Sherman Alexie’s “Thunder Boy Jr.” is among my preschooler’s favorite books so I was saddened to learn of recent harassment allegations against him. I had just finished reading one of my favorite childhood series, Lemony Snicket's “A Series of Unfortunate Events," when I learned that he, too, stands accused. It goes on and on. Many movies that were teen favorites of mine either star a harasser or celebrate harassment ("Ghostbusters"), assault ("The Sandlot") and even rape ("Revenge of the Nerds"). Sexism, homophobia, ableism and racism are rampant as well.

As a mom I care very much about the messages I’m sending my kids through the media. Kids look up to people in power. In the wake of so many allegations, how do we engage with arts and entertainment when the creator of said work is problematic or abusive? What’s a conscious parent to do?

Here are eight strategies for addressing this issue in your home.

1. DO think about it

Ask yourself if/how you can engage with these works in a way that aligns with your values. Censorship is a complicated issue with a complex history. Consider the issues thoughtfully before you come up with a policy about what books you will or won’t read in your home. Revisit your values each time a new book or movie comes into question and work to ensure that as your kids grow older they learn to develop their own sense of values around how they will engage with problematic works.

2. Rethink what ‘classic’ means to you

Just because a work was important to you as a child doesn’t mean it’s appropriate for your child to read now. I loved “Little House on the Prairie” when I was a kid, but was shocked by the many elements of sexism and racism in the book as an adult. I didn’t quit reading the "Little House" series to my kids, but it did spark important conversations about how times have changed and the importance of diversity, inclusion and fighting for social justice. Now, my older girls have learned to point out themes they find troublesome and to start conversations about their concerns.

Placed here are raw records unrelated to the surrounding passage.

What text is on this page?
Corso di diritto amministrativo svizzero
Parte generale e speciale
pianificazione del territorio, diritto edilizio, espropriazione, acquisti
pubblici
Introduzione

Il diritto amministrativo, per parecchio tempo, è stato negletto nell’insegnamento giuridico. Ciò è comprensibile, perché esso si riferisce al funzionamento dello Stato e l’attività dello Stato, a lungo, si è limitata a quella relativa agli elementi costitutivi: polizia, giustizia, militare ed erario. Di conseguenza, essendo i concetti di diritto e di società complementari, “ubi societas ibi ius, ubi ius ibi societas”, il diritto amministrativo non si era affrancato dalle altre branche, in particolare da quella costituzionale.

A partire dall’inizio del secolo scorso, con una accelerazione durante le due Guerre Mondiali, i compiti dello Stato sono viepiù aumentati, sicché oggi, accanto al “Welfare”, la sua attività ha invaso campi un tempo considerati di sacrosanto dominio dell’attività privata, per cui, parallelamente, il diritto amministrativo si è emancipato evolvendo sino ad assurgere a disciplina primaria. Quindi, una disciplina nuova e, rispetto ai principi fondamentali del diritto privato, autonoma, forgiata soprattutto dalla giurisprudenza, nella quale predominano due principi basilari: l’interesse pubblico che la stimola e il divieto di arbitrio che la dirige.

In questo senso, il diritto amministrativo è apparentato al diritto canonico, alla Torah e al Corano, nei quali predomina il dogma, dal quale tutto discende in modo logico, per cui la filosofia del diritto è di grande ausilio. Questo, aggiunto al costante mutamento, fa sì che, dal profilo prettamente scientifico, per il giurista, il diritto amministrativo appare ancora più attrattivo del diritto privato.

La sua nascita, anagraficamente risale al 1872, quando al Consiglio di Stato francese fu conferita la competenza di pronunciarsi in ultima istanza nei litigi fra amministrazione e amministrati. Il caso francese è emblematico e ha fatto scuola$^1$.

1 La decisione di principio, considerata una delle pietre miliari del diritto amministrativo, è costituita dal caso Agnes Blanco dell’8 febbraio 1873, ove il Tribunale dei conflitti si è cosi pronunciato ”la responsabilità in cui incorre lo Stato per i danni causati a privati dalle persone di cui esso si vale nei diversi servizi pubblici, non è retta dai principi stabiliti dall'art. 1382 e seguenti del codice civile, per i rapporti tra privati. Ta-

3. Seek out fresh voices and perspectives

Amplify the voices of the marginalized and underrepresented, and seek out diverse protagonists. For starters, there are many amazing children’s books written by women of color. My favorites include Jacqueline Woodson’s “Brown Girl Dreaming,” Sharon Draper’s “Stella by Starlight,” Thanha Lai’s “Inside Out and Back Again,” Pam Munoz Ryan’s “Esperanza Rising” and R.J Palacio’s “Wonder.” Check out this great list of Native American children’s authors. These are just a few. You can ask your child’s school librarian for other suggestions or check the “A Mighty Girl’” website for more ideas.

4. Discuss what’s problematic with a work as you encounter it 

Discriminatory messages are everywhere. You can’t ignore them, so you’ll need to combat them. Decide what’s worth completely removing from your home, and what you can still allow but will need to closely monitor and discuss with your kids. For instance “Monster High” is out at our house, but “The Thundermans” is not.

5. Don’t (always) throw the baby out with the bathwater

Humans are by definition flawed, even (especially?) some of history’s most inspirational leaders, from Martin Luther King, Jr. to Ghandi to Thomas Jefferson. We can recognize what flawed leaders have accomplished and contributed to society and still we MUST discuss (as is age appropriate) the disparities between the good someone did in one area of their lives and the tremendous harm they did in another. It’s a great opportunity for a lesson with kids, because they too may have tremendous capacity for kindness in one area and cruelty in another (siblings, anyone?).

6. Understand who benefits when you buy

If you know an abuser STILL profits from your purchase, think twice. It’s one thing to engage with the work of someone who is no longer living. It’s quite another to continue to buy items when you know they directly benefit an abuser or harasser.

7. Pass the baton

At some point our kids will have to make decisions about what they read or watch without parental supervision. To prepare them to do this well, share your values early and often. Talk about consent and respect their bodily autonomy. Call out harassment if and when you see it (in media and in everyday life.) When our kids see us living our values, they will too.

8. Finally, stay positive

If you follow the news closely, it it can feel like there’s nothing left to watch or read that’s untouched by harassment, discrimination and abuse. That, I’ve realized, is part of the problem. It’s simply not true. There are so many underrepresented voices who are creating art that ignites and inspires. It’s up to me as a parent to do the work to find it, support it, and promote it. It’s up to you, too.